Nothwithstanding the losses in moving "limbs" with hydraulics, how would a
be in energy efficiency as compared to a wheeled vehicle? Seems like a
less robust walker, coupled with well designed bearings might be more
efficient. Besides, you could walk over a traffic jam.
David A. Smith
Dear DT: *Not* the same amount of food. Riding a bicycle is considered aerobic
exercise, and burns more calories per minute than walking. Though not "20
times more". On a velocity per velocity basis, riding a bicycle is less
Other points well taken.
David A. Smith
Well, Dave, as a engineer and former, serious bicycle rider and distance
runner, I take exception to your statements.
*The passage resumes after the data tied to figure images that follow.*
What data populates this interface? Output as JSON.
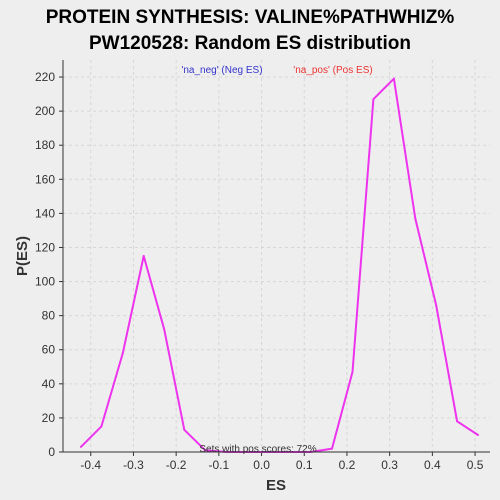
{
  "chart_data": {
    "type": "line",
    "title_line1": "PROTEIN SYNTHESIS: VALINE%PATHWHIZ%",
    "title_line2": "PW120528: Random ES distribution",
    "xlabel": "ES",
    "ylabel": "P(ES)",
    "xlim": [
      -0.465,
      0.535
    ],
    "ylim": [
      0,
      230
    ],
    "xticks": [
      -0.4,
      -0.3,
      -0.2,
      -0.1,
      0.0,
      0.1,
      0.2,
      0.3,
      0.4,
      0.5
    ],
    "xtick_labels": [
      "-0.4",
      "-0.3",
      "-0.2",
      "-0.1",
      "0.0",
      "0.1",
      "0.2",
      "0.3",
      "0.4",
      "0.5"
    ],
    "yticks": [
      0,
      20,
      40,
      60,
      80,
      100,
      120,
      140,
      160,
      180,
      200,
      220
    ],
    "ytick_labels": [
      "0",
      "20",
      "40",
      "60",
      "80",
      "100",
      "120",
      "140",
      "160",
      "180",
      "200",
      "220"
    ],
    "grid": true,
    "legend": [
      {
        "label": "'na_neg' (Neg ES)",
        "color": "#3333cc"
      },
      {
        "label": "'na_pos' (Pos ES)",
        "color": "#ee3333"
      }
    ],
    "series": [
      {
        "name": "random ES",
        "color": "#ee33ee",
        "x": [
          -0.423,
          -0.375,
          -0.325,
          -0.276,
          -0.228,
          -0.181,
          -0.132,
          -0.083,
          0.067,
          0.115,
          0.165,
          0.213,
          0.262,
          0.31,
          0.36,
          0.409,
          0.458,
          0.507
        ],
        "y": [
          3,
          15,
          58,
          115,
          72,
          13,
          1,
          0,
          0,
          0,
          2,
          47,
          207,
          219,
          137,
          86,
          18,
          10
        ]
      }
    ],
    "annotation": "Sets with pos scores: 72%"
  }
}
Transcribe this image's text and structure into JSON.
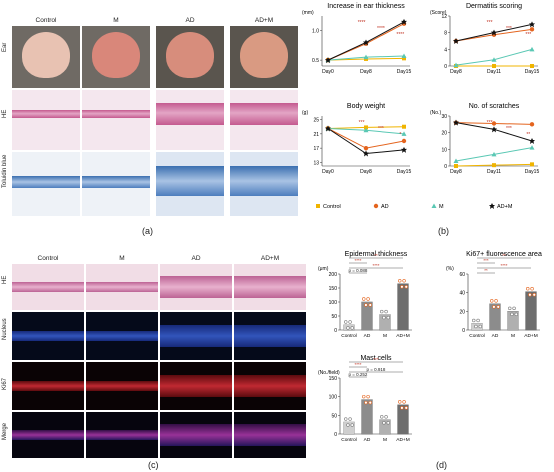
{
  "panel_a": {
    "label": "(a)",
    "columns": [
      "Control",
      "M",
      "AD",
      "AD+M"
    ],
    "rows": [
      "Ear",
      "HE",
      "Toluidin blue"
    ]
  },
  "panel_b": {
    "label": "(b)",
    "legend": [
      {
        "name": "Control",
        "color": "#f0b400",
        "marker": "square"
      },
      {
        "name": "AD",
        "color": "#e4641e",
        "marker": "circle"
      },
      {
        "name": "M",
        "color": "#5ac8b4",
        "marker": "triangle"
      },
      {
        "name": "AD+M",
        "color": "#111111",
        "marker": "star"
      }
    ]
  },
  "panel_c": {
    "label": "(c)",
    "columns": [
      "Control",
      "M",
      "AD",
      "AD+M"
    ],
    "rows": [
      "HE",
      "Nucleus",
      "Ki67",
      "Merge"
    ]
  },
  "panel_d": {
    "label": "(d)"
  },
  "chart_data": [
    {
      "type": "line",
      "title": "Increase in ear thickness",
      "ylabel": "(mm)",
      "categories": [
        "Day0",
        "Day8",
        "Day15"
      ],
      "ylim": [
        0.4,
        1.25
      ],
      "yticks": [
        "0.5",
        "1.0"
      ],
      "annotations": [
        "****",
        "****",
        "****"
      ],
      "series": [
        {
          "name": "Control",
          "values": [
            0.5,
            0.52,
            0.53
          ]
        },
        {
          "name": "AD",
          "values": [
            0.5,
            0.78,
            1.12
          ]
        },
        {
          "name": "M",
          "values": [
            0.5,
            0.55,
            0.57
          ]
        },
        {
          "name": "AD+M",
          "values": [
            0.5,
            0.8,
            1.15
          ]
        }
      ]
    },
    {
      "type": "line",
      "title": "Dermatitis scoring",
      "ylabel": "(Score)",
      "categories": [
        "Day8",
        "Day11",
        "Day15"
      ],
      "ylim": [
        0,
        12
      ],
      "yticks": [
        "0",
        "4",
        "8",
        "12"
      ],
      "annotations": [
        "***",
        "***",
        "***"
      ],
      "series": [
        {
          "name": "Control",
          "values": [
            0,
            0,
            0
          ]
        },
        {
          "name": "AD",
          "values": [
            6,
            7.5,
            8.8
          ]
        },
        {
          "name": "M",
          "values": [
            0.2,
            1.5,
            4
          ]
        },
        {
          "name": "AD+M",
          "values": [
            6,
            8,
            10
          ]
        }
      ]
    },
    {
      "type": "line",
      "title": "Body weight",
      "ylabel": "(g)",
      "categories": [
        "Day0",
        "Day8",
        "Day15"
      ],
      "ylim": [
        12,
        26
      ],
      "yticks": [
        "13",
        "17",
        "21",
        "25"
      ],
      "annotations": [
        "***",
        "***",
        "*"
      ],
      "series": [
        {
          "name": "Control",
          "values": [
            22.5,
            22.8,
            23.0
          ]
        },
        {
          "name": "AD",
          "values": [
            22.5,
            17.0,
            19.0
          ]
        },
        {
          "name": "M",
          "values": [
            22.5,
            22.0,
            21.0
          ]
        },
        {
          "name": "AD+M",
          "values": [
            22.5,
            15.5,
            16.5
          ]
        }
      ]
    },
    {
      "type": "line",
      "title": "No. of scratches",
      "ylabel": "(No.)",
      "categories": [
        "Day8",
        "Day11",
        "Day15"
      ],
      "ylim": [
        0,
        30
      ],
      "yticks": [
        "0",
        "10",
        "20",
        "30"
      ],
      "annotations": [
        "***",
        "***",
        "**"
      ],
      "series": [
        {
          "name": "Control",
          "values": [
            0,
            0.5,
            1
          ]
        },
        {
          "name": "AD",
          "values": [
            26,
            25.5,
            25
          ]
        },
        {
          "name": "M",
          "values": [
            3,
            7,
            11
          ]
        },
        {
          "name": "AD+M",
          "values": [
            26,
            22,
            15
          ]
        }
      ]
    },
    {
      "type": "bar",
      "title": "Epidermal thickness",
      "ylabel": "(μm)",
      "categories": [
        "Control",
        "AD",
        "M",
        "AD+M"
      ],
      "ylim": [
        0,
        200
      ],
      "yticks": [
        "0",
        "50",
        "100",
        "150",
        "200"
      ],
      "values": [
        18,
        100,
        55,
        165
      ],
      "annotations": [
        "p = 0.088",
        "****",
        "****",
        "**"
      ]
    },
    {
      "type": "bar",
      "title": "Ki67+ fluorescence area",
      "ylabel": "(%)",
      "categories": [
        "Control",
        "AD",
        "M",
        "AD+M"
      ],
      "ylim": [
        0,
        60
      ],
      "yticks": [
        "0",
        "20",
        "40",
        "60"
      ],
      "values": [
        7,
        28,
        20,
        41
      ],
      "annotations": [
        "**",
        "****",
        "***",
        "**"
      ]
    },
    {
      "type": "bar",
      "title": "Mast cells",
      "ylabel": "(No./field)",
      "categories": [
        "Control",
        "AD",
        "M",
        "AD+M"
      ],
      "ylim": [
        0,
        150
      ],
      "yticks": [
        "0",
        "50",
        "100",
        "150"
      ],
      "values": [
        32,
        92,
        38,
        78
      ],
      "annotations": [
        "p = 0.252",
        "p = 0.918",
        "****",
        "***"
      ]
    }
  ]
}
On a velocity per velocity basis,
a wheeled rider is FAR, FAR more efficient that a walker/runner. You can ride
nearly forever at a casual 10 mph pace, but few people can even run that fast
at all, unless they are in training, and then only for a relatively short
distance. To maintain a walking pace, a bike rider only has to gently stroke
maybe once every 10 seconds or so.
At faster speeds, the difference grows exponentially. I could ride at 20 mph
for 100 miles, yet I could hit 20 mph while running for maybe 10 seconds before
becoming completely exhausted.
Yes, bicycle riding is aerobic, that's what you want! Aerobic means your body
can supply energy at the same rate it is using it, a continuous process
providing you 'refuel' often enough. But running at the same speed as even very
slow riding is anaerobic excerise, and your body is quickly depleted.
Riding does NOT use more energy per minute than walking. Much of the effiency
of riding comes from the wheels, being able to coast between strokes,
maintaining forward progress with zero energy input. This is simply impossible
while walking/running. Stop moving your legs, you stop, period.
Even going downhill while running is tiring, very punishing. A walker gains
very little from a downhill path, while a rider gains, well, an infinite
amount. As long as it is downhill, he expends zero energy.